Judge Defita solemnly nodded to the two lawyers representing each side of the case. Sitting in the high-backed chair on the stage, he asked no questions. As was the tradition, he left the talking to his assistant, André Lefèvre d'Ormesson, who sat at his side. Barely twenty-three years old, Ormesson was still green. Like most young lawyers at the Châtelet, he came from an illustrious legal family and had been appointed to the post as a way to gain experience in the legal ranks before he took a position more worthy of his name. Denis could not have been more pleased that an Ormesson had been assigned to his case. André's legendary father, Olivier Lefèvre d'Ormesson, had risked his entire career to ensure a fair trial for Nicolas Fouquet. In the months following Fouquet's catastrophic party at Vaux-le-Vicomte, Fouquet's fate—and his very life—had been at the mercy of the courts.

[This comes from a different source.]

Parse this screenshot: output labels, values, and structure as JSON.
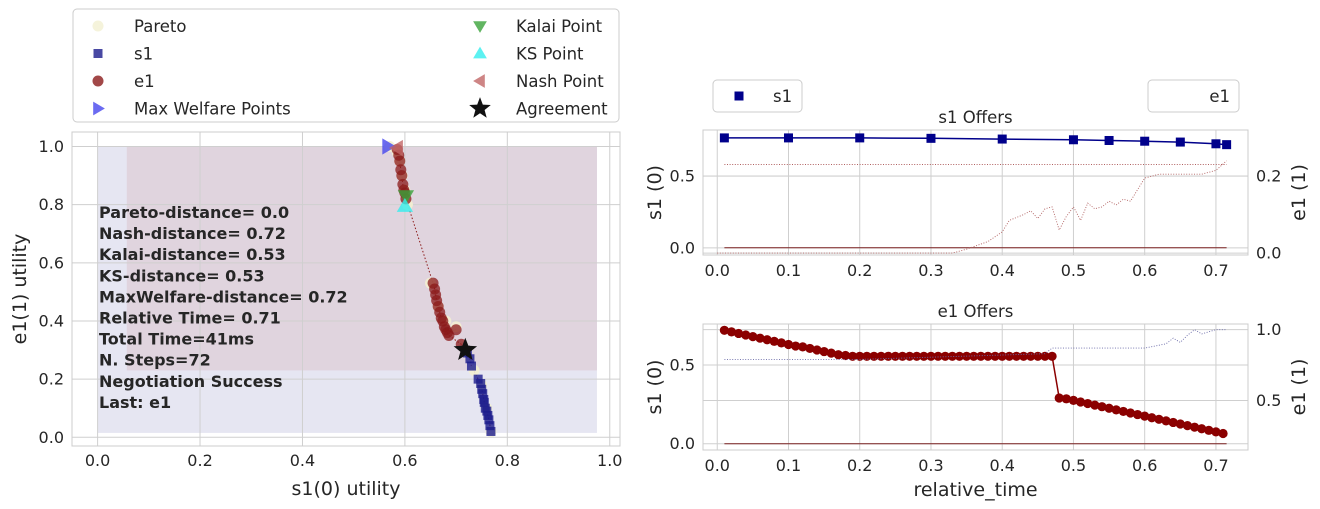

Serving as judge at the trial, the elder Ormesson refused to rubber-stamp the monarchy's case against Louis' former superintendent of finances. Colbert had expected the courts to move swiftly and deliver a death sentence. Instead Ormesson spent five long days in public deliberation and exposed the many irregularities he found in the case. Ormesson had the most serious charges dropped, effectively protecting Fouquet from the gallows. While Fouquet did receive a life sentence, Louis XIV and Colbert were nevertheless displeased. Not long after the ruling Ormesson “retired” from the court.

The younger Ormesson was well aware that the Denis case had many similarities to his father's famous trial. The Fouquet hearing had been a test of France's long-standing legal system in the wake of the new king's efforts to consolidate his power. Ormesson no doubt believed, like his father, that Denis—and transfusion more generally—deserved a fair trial. But it would have been foolhardy to overlook the political stakes of the case. Led by Guillaume Lamy and Claude Perrault, the University of
Paris medical school had made no secret of its outrage that Denis had been performing experiments without its express approval. The faculty had also made clear, through formal and informal routes, transfusion was to be stopped, quickly and for good. And if it took the death of a pitiful homeless man to make that happen, so be it.

When the members of the court had taken their places, Ormesson called his first witness. The room hushed as Denis approached the lawyer's table. He was asked to relate from memory the events leading up to Mauroy's death. Looking both Defita and Ormesson directly in the eye, the transfusionist described how he and Emmerez had transfused Mauroy on two occasions, each time with great success. In the two months that followed, he had carefully monitored the man's health and found him to be “in his good senses and in good health.”
7
Denis described at length the difficulty that he and Emmerez had when they attempted the procedure for the third time. They had barely begun to bleed their patient in preparation for the procedure when the man began to have repetitive seizures, and as much as he had intended to perform the procedure, the man's condition prevented it. To no one's surprise Emmerez confirmed all of Denis' statements.

Ormesson then turned to the widow Mauroy. Existing records do not describe her demeanor, but we may imagine that she was terrified. A simple villager unfamiliar with the tight-knit social world of the Parisian upper classes, Perrine had undertaken an unthinkable odyssey. Just months earlier she had found herself in the Montmor estate which, despite the nobleman's change of fortune among scientists, remained one of the city's most opulent addresses. And now here she was in the capital's legendary home of justice—and death. Ormesson pushed the trembling widow to provide details about daily life with her husband in the short time between the first round of transfusions and his death. Per
rine begged the lawyer to believe that she loved her husband. She had always taken great pains to respond to his every need. She fed him, she clothed him, and she prepared his eggs and broths.